Details

    • Type: Bug Bug
    • Status: Resolved Resolved
    • Priority: Major Major
    • Resolution: Fixed
    • Affects Version/s: 7.0.2
    • Fix Version/s: None
    • Component/s: HTTP
    • Labels:
      None
    • Number of attachments :
      0

      Description

      I have an encoding issue with url query string.

      I just post the link "http://localhost/search?q=中文" in ie6, and the servlet throws exception:
      Caused by: java.lang.IllegalStateException: !utf8
      at org.eclipse.jetty.util.Utf8StringBuilder.toString(Utf8StringBuilder.java:154)
      at org.eclipse.jetty.util.UrlEncoded.decodeUtf8To(UrlEncoded.java:308)
      at org.eclipse.jetty.http.HttpURI.decodeQueryTo(HttpURI.java:561)
      at org.eclipse.jetty.server.Request.extractParameters(Request.java:204)
      at org.eclipse.jetty.server.Request.getParameter(Request.java:648)
      at org.apache.tapestry5.internal.services.RequestImpl.getParameter(RequestImpl.java:72)

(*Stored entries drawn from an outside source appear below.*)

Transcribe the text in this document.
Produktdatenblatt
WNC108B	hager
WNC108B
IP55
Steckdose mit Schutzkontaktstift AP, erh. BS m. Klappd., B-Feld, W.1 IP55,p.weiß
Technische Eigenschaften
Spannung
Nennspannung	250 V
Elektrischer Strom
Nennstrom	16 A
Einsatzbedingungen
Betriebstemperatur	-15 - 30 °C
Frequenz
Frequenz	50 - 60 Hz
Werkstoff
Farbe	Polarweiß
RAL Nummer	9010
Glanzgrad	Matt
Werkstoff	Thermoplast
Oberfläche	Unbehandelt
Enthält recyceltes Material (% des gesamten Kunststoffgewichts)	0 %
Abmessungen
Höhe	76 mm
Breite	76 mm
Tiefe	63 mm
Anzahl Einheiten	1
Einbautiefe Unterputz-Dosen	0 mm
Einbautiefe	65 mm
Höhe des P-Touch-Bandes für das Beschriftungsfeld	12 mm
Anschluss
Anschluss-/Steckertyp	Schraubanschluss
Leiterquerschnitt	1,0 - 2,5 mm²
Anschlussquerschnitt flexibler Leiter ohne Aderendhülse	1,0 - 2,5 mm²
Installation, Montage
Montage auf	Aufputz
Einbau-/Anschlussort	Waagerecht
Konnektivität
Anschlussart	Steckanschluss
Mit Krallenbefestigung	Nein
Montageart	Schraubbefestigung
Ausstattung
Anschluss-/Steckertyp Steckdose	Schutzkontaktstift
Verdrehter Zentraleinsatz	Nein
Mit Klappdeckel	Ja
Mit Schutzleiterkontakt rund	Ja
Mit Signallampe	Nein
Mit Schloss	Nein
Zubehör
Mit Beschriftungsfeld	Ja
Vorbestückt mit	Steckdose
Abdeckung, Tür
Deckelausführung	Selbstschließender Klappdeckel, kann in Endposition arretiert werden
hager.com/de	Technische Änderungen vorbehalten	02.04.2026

      I'm sure request.setCharacterEncoding() has been called before getting the parameters.

      I also see many comments from jetty developers with this issue, but no one really fixed it, you cant stop the terminal clients to request with non-utf8 characters, please do something.

        Issue Links

          Activity

          Hide
          Jan Bartel added a comment -

          Hi,

          How are you sure that request.setCharacterEncoding() has been called before any of the content is retrieved?

          I would recommend you try setting the System property org.eclipse.jetty.util.UrlEncoding.charset to whatever charset you want the url to be interpreted as.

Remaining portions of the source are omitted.